Is CodeLlama-13b not supported? Should I be using a different model?
Do you know if Colab functions fine with Codellama-13b? It should work
Sorry, I don't know about Colab.
Is unsloth compatible with AWS?
Oh I meant did you try via https://colab.research.google.com/drive/135ced7oHytdxu3N2DNe1Z0kqjyYIkDXp?usp=sharing - it has some free GPU times, so its good for experimentation. If our Colabs break, then there's something wrong
I have same problem with codellama-13b-bnb-4bit.

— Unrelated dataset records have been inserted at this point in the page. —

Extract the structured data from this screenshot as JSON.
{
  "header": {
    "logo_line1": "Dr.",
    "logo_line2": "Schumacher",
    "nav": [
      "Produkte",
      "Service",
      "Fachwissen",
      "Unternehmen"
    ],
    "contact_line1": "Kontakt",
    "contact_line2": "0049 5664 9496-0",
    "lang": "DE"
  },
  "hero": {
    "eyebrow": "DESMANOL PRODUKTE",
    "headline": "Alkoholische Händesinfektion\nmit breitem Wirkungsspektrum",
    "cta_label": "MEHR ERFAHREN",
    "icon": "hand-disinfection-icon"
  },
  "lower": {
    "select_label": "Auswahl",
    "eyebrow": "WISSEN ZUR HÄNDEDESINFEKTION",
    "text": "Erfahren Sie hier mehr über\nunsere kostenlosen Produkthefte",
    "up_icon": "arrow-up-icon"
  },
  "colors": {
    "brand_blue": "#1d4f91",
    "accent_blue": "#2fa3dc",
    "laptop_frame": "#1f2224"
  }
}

I went to Colab, switched the model name and got the same error:
---------------------------------------------------------------------------
ValueError Traceback (most recent call last)
<ipython-input-2-3edea52bfdfc> in <cell line: 20>()
18 ] # More models at https://huggingface.co/unsloth
19
---> 20 model, tokenizer = FastLanguageModel.from_pretrained(
21 model_name = "unsloth/codellama-13b-bnb-4bit",
22 max_seq_length = max_seq_length,
6 frames
/usr/local/lib/python3.10/dist-packages/transformers/quantizers/quantizer_bnb_4bit.py in create_quantized_param(self, model, param_value, param_name, target_device, state_dict, unexpected_keys)
188 param_name + ".quant_state.bitsandbytes__nf4" not in state_dict
189 ):
--> 190 raise ValueError(
191 f"Supplied state dict for {param_name} does not contain `bitsandbytes__*` and possibly other `quantized_stats` components."
192 )
ValueError: Supplied state dict for model.layers.28.mlp.gate_proj.weight does not contain `bitsandbytes__*` and possibly other `quantized_stats` components.
Apologies just relocated to SF, hence the slowness!
Will investigate this!